Portland improves to 40-38. New Orleans falls to 25-52. The Blazers move into the 8-seed; the Pelicans have already been eliminated.
POR 118 · NOP 106
⭐ STAR OF THE NIGHT
Kon Knueppel | Charlotte Hornets
You can find cleaner box score lines on the night, but nothing matched the gravity of what happened in Charlotte. Four threes. 261 on the season. A franchise record. An NBA rookie record that was already his by a mile. Charles Lee soaked him with a water bottle and the building lost its mind. Twenty years old. This is just getting started.
💀 DUD OF THE NIGHT
Luka Doncic | Los Angeles Lakers
Twelve points. Three-of-ten from the field. A left hamstring that sent him to the locker room in the third quarter of a 43-point blowout. The 30-point game streak ended not with a fight but with an exit. Whatever the next two weeks hold for Doncic's availability will be the most-watched storyline in the entire Western Conference heading into the playoffs.
QUICK TAKES
OKC's bench dropped 73 points in a 43-point win. The reserves alone nearly outscored what most full teams put up in an average night. This is not normal basketball depth. This is a machine.

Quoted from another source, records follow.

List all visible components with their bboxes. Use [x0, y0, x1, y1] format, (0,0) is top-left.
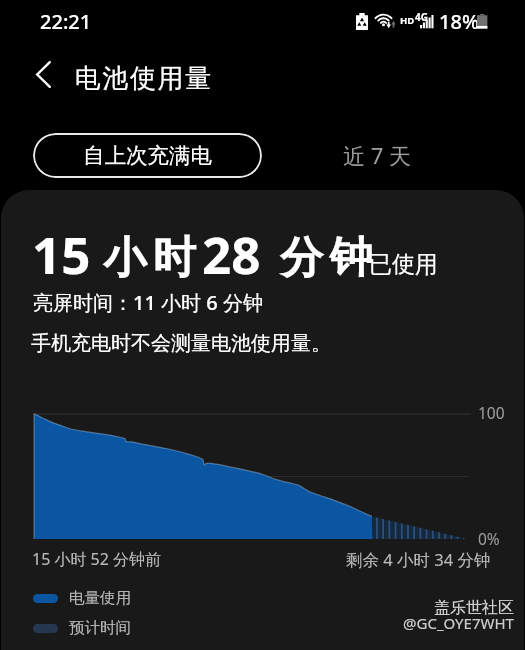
staticText: 小时: [100, 231, 199, 285]
staticText: HD: [400, 14, 415, 27]
staticText: 0%: [478, 528, 500, 549]
staticText: 预计时间: [69, 618, 131, 638]
staticText: 手机充电时不会测量电池使用量。: [31, 331, 331, 356]
staticText: 剩余 4 小时 34 分钟: [346, 548, 491, 571]
staticText: 分钟: [277, 231, 376, 285]
staticText: 28: [202, 219, 261, 288]
staticText: 近 7 天: [343, 140, 412, 170]
staticText: 100: [478, 402, 505, 423]
staticText: 15: [32, 219, 91, 288]
staticText: @GC_OYE7WHT: [403, 613, 514, 633]
button[interactable]: 自上次充满电: [33, 133, 262, 178]
staticText: 电池使用量: [74, 62, 212, 95]
staticText: 4G: [415, 10, 428, 24]
button[interactable]: Back: [21, 52, 66, 97]
staticText: 亮屏时间：11 小时 6 分钟: [33, 289, 263, 316]
staticText: 盖乐世社区: [434, 598, 514, 618]
staticText: 18%: [439, 8, 479, 35]
staticText: 电量使用: [69, 588, 131, 608]
button[interactable]: 近 7 天: [325, 136, 430, 174]
staticText: 已使用: [369, 250, 438, 279]
staticText: 22:21: [40, 8, 92, 35]
staticText: 15 小时 52 分钟前: [32, 548, 162, 570]
staticText: 自上次充满电: [83, 142, 212, 169]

Charlotte's 30 second-chance points against Phoenix explains the final margin better than any single stat in the box. You can't give LaMelo Ball's offense three extra bites at the apple per miss and expect to defend your way out of it.
Kawhi Leonard dropped 24 on 80.0% from three in a blowout loss for the Clippers. A fully healthy, properly motivated Kawhi remains one of the great unsatisfying hypotheticals in the league, but this one didn’t turn out the way they’d prefer.
De'Aaron Fox had 22 points, 8 rebounds, 3 steals, and a +24 Thursday night. The Spurs look dangerous even on a night where Wemby didn’t play.